Una de las características notables de tus performances es la exuberante entrega que hacés sobre el teclado del piano, como una especie de Jerry Lee Lewis del jazz. Estos conciertos en solitario, ¿son los más cercanos a esa faceta?
Sí, totalmente. Algunos settings se prestan más que otros. A veces me da vergüenza, porque no es algo que yo quiera hacer voluntariamente. Pero menos quiero que sea una cosa de marketing, es una reacción verdadera.
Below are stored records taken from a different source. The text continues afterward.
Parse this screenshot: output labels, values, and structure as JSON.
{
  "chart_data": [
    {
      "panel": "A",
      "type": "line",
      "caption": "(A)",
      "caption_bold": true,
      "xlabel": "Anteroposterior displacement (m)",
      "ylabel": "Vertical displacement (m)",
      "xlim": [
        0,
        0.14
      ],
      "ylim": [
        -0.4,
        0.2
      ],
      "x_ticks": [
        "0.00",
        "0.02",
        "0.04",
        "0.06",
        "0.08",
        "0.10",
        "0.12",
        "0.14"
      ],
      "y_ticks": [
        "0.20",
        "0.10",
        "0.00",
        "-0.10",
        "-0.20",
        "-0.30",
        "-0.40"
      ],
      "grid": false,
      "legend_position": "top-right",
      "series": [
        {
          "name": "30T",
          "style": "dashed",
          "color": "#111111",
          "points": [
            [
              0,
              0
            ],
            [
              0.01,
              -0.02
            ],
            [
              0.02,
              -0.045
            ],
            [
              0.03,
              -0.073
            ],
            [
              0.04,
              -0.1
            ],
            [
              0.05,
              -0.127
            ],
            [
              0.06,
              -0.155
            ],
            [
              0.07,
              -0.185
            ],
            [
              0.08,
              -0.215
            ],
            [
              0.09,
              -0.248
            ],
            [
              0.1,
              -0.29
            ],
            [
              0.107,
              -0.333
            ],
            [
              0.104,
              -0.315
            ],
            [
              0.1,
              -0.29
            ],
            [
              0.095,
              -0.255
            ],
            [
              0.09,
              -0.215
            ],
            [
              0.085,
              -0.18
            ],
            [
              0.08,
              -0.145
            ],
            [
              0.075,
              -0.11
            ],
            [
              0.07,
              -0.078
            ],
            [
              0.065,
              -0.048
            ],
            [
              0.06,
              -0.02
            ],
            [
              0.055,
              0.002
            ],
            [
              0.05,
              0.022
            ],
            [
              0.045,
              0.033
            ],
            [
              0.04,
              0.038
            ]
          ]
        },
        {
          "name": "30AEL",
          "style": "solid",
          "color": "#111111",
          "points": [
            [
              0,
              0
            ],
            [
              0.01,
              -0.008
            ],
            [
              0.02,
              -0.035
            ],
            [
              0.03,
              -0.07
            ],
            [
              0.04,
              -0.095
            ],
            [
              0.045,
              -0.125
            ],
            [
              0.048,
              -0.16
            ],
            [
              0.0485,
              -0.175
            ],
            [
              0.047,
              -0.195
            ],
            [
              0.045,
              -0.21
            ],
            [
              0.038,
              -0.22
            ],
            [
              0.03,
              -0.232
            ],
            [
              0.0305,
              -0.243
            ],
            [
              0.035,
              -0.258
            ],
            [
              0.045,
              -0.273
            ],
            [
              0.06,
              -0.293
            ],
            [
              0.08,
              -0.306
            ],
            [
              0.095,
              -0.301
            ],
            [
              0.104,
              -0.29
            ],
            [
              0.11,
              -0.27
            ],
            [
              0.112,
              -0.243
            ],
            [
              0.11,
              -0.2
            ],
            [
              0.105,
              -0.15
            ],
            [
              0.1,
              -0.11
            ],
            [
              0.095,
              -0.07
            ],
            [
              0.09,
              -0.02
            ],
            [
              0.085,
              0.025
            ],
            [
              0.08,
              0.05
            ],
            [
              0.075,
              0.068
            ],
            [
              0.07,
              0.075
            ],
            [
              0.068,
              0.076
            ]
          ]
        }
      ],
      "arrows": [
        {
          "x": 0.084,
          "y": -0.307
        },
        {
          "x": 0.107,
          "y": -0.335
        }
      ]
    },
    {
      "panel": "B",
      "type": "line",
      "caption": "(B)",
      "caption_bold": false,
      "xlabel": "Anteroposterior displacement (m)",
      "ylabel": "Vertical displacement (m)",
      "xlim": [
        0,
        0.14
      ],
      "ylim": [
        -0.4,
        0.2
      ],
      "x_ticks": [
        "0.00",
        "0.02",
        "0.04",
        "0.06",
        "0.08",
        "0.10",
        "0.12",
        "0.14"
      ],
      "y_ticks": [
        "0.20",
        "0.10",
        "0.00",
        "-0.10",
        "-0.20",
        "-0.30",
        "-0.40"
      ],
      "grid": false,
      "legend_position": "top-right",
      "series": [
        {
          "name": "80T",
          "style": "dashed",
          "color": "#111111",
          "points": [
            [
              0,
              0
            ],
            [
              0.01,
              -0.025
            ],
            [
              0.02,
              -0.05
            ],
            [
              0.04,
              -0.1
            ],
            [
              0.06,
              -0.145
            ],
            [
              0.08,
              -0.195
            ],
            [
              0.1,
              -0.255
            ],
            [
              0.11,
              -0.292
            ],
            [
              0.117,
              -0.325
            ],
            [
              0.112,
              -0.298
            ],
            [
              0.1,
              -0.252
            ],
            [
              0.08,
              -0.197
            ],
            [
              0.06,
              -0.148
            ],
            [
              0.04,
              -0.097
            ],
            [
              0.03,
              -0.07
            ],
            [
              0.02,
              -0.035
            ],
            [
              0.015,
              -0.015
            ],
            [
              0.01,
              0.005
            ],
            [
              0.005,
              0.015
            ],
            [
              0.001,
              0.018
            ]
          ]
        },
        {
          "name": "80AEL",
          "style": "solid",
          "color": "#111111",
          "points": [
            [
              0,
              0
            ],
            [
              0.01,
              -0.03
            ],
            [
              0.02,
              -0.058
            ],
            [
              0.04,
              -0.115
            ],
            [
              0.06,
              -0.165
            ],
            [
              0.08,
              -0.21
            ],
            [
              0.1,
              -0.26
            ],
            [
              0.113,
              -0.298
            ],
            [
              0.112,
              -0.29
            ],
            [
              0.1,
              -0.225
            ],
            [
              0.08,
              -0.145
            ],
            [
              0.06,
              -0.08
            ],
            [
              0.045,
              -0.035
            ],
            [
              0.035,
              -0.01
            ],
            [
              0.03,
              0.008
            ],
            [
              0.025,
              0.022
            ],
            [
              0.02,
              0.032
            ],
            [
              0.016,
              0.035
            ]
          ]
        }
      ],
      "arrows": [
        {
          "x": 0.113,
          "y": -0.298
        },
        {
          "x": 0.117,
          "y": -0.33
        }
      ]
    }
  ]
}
Es lo que más busco en un concierto, que sea auténtico, que no sea un show.
Los proyectos recientes en los que has estado involucrado integran verdaderas leyendas del jazz: Eddie Gómez en Casenave Trío y John Patitucci (que tocó con Herbie Hancock, Gillespie, Stan Getz, BB. King, Sting, Wayne Shorter) en Casenave Quartet. ¿Cómo han sido esos encuentros?
Con John ya tuvimos varias experiencias y es increíble. Lo más difícil con todas estas celebridades es agarrarlos: tienen una agenda infernal. Además, son muy caros, pero gracias a la amistad y buena onda que hemos construido me dan un brake muy grande. Verdaderamente, les tengo que agradecer. John fue en 2022 el contrabajista del año para la Down Beat Magazine, imaginate, tiene un nombre gigante, es el número uno. Por suerte pude agarrarlo varias veces y hasta grabar. Pero, por ejemplo, ahora he estado hablando con Sacchi –su esposa y manager– y ya buscamos fechas para dentro de dos años. Más allá de eso, qué te voy a decir, estoy muy agradecido. Mi ultimo trabajo lo grabé con Christian McBride, una celebridad actual. Es un poco más joven que Patitucci, pero de un altísimo nivel. En contrabajistas, generacionalmente están Ron Carter, John Patitucci, Eddie Gómez, Christian McBride y Dave Holland. Ellos son la elite A. Con ellos siempre es jazz sólo, straight ahead.